Schleching – Die notwendigen Erweiterungsmaßnahmen für die Grundschule in Schleching waren Thema auf der letzten Gemeinderatssitzung. Der Gemeinderat stimmte der Planung der Intec Architektur GmbH, vorgestellt von Toni Entfellner grundsätzlich und einhellig zu. Die Kostenschätzung liegt derzeit bei zwei Millionen Euro netto.

Schon im Sommer wurde im Gemeinderat über die räumlichen Probleme in der Schule und bei der Mittagsbetreuung gesprochen. Bürgermeister Josef Loferer (CSU) beauftragte einen Planer, der inzwischen seine Ausarbeitung schon im Vorfeld mit Bürgermeister Loferer, Geschäftsstellenleiter Thomas Holzner, Lehrerinnen und Rektor sowie Elfie Bachmann (UBS) vorgestellt hat.

Die Schülerzahlen für die nächsten Jahre wurden anhand der vorliegenden Geburtenzahlen ermittelt, daraus ist ersichtlich, dass sich der künftige Bedarf an einem weiteren Klassenzimmer auch in den nächsten Jahren fortsetzen wird.
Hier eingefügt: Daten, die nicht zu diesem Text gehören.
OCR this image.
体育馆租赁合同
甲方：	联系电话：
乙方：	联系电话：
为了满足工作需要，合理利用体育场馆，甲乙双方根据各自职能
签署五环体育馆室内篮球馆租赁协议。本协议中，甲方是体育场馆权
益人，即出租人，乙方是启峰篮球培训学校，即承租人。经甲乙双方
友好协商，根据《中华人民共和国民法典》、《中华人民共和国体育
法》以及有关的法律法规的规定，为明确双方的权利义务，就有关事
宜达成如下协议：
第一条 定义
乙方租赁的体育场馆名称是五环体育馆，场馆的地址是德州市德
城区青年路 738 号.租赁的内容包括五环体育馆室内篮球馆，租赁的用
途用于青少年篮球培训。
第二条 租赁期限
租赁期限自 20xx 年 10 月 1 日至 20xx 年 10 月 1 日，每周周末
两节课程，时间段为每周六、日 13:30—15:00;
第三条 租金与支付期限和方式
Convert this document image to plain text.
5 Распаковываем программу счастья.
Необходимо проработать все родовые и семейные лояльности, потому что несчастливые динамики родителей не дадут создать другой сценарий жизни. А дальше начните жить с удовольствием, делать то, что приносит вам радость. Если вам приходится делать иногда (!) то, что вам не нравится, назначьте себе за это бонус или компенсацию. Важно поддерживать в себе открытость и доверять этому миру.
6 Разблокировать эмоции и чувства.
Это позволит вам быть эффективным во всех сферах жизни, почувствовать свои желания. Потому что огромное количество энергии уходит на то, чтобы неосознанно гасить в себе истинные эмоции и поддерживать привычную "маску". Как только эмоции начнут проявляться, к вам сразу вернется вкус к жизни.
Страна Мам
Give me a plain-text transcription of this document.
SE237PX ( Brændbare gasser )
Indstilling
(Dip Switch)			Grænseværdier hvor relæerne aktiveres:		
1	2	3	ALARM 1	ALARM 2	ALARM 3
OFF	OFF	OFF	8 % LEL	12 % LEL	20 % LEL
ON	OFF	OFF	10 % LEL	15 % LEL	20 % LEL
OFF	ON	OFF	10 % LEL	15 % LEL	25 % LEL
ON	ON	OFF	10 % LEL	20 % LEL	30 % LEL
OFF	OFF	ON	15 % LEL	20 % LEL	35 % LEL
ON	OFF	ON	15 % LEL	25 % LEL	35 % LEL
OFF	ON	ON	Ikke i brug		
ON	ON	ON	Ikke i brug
Auch der Trend für eine offene Ganztagsschule, also eine Mittags- und Nachmittagsbetreuung, wurde bei der Planung berücksichtigt.

Schall kann gut entkoppelt werden

In der Diskussion taten sich etliche Fragen an den Planer auf. So wollten Stefan Mix (CSU) und Felix Laubhuber (SPD) wissen, wie es sich mit dem Schall vom oberen Turnraum zu den darunter liegenden Klassenräumen verhält. Die Antwort vom Planer war, dass es gut möglich sei, den Schall zu entkoppeln.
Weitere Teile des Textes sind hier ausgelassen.